The paper continued:
Keystone XL opponent Elizabeth Lone Eagle lives in the tiny Cheyenne River Indian Reservation community of Bridger, near a spot where the Keystone XL would cross the Cheyenne River. Lone Eagle said the Dakota Access protest camp has emboldened and unified anti-pipeline activists.
"In South Dakota, in certain areas, it's not going to be a protest," she said. "It's going to be a shutdown."
Meanwhile, since Trump's announcement last Tuesday, pipeline opponents have drawn attention to over-inflated claims of job creation employed by backers of both pipelines--and especially KXL.
Business Insider broke down Trump's assertion that reviving Keystone would create a "lot of jobs, 28,000 jobs, great construction jobs." The outlet noted that "like many of the numbers the administration has thrown out in its early days, it's unclear how the president arrived at that estimate."
Reporter Dana Varinsky continued:
The Final Supplemental Environmental Impact Statement for the project, which was published by the State Department in January 2014, lays out a projected overview of economic activities related to the construction and operation of the pipeline.
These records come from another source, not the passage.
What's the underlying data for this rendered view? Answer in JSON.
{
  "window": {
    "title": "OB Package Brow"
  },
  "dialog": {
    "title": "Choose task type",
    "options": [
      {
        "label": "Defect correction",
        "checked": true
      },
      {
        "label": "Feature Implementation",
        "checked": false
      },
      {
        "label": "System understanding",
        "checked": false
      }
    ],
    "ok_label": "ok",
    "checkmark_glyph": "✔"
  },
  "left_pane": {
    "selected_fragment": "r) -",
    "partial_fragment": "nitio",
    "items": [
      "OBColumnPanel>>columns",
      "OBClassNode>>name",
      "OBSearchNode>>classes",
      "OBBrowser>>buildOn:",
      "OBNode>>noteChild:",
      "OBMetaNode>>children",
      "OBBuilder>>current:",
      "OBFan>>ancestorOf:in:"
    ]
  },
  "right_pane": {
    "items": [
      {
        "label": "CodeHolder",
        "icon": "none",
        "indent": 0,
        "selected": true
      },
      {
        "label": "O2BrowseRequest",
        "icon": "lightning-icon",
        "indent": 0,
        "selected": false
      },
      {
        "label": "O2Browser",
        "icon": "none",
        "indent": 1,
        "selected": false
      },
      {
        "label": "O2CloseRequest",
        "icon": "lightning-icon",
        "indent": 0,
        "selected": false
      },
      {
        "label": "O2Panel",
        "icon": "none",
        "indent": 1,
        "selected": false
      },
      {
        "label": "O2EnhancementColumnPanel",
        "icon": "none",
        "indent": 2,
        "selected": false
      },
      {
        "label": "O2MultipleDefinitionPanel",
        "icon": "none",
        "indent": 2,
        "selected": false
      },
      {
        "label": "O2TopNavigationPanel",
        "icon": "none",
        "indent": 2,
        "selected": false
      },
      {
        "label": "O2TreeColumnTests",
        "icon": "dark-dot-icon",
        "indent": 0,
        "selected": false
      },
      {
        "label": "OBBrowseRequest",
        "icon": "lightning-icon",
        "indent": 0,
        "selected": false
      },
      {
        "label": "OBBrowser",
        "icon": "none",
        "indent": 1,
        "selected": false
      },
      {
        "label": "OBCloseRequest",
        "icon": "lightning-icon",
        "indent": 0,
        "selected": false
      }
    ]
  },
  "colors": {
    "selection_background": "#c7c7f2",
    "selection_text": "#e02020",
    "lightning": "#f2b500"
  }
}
The project would create approximately 3,900 construction jobs in Montana, South Dakota, Nebraska, and Kansas during the one or two years it takes to build the pipeline, the report suggests.
That number is seven times less than the one Trump suggested earlier today, though it's possible the president was including other types of jobs the pipeline construction could create. In total, the report estimates that the firms that get awarded contracts for goods and services (including the construction) would add 16,100 jobs. Those people in turn could create another 26,000 jobs depending on how they spend their wages--a phenomenon the report calls "indirect and induced spending."
However, none of those numbers match the one Trump used, and the report defines the term "job" as one position that is filled for one year.
And Reutersreported Monday, "U.S. steelmakers will receive negligible benefit from the multi-billion dollar Keystone XL project...because they have limited ability to meet the stringent materials requirements for the TransCanada line."
As Rep. Raul Grijalva wrote in an op-ed last week, "Not only will these pipelines not create the jobs President Trump needs to fulfill his extravagant promises--the state department formally estimated that Keystone XL, which also faced considerable Native American objections, will create only 35 permanent positions--they will harm his relationships with Indian Country and lead to more of the widespread protests he clearly despises."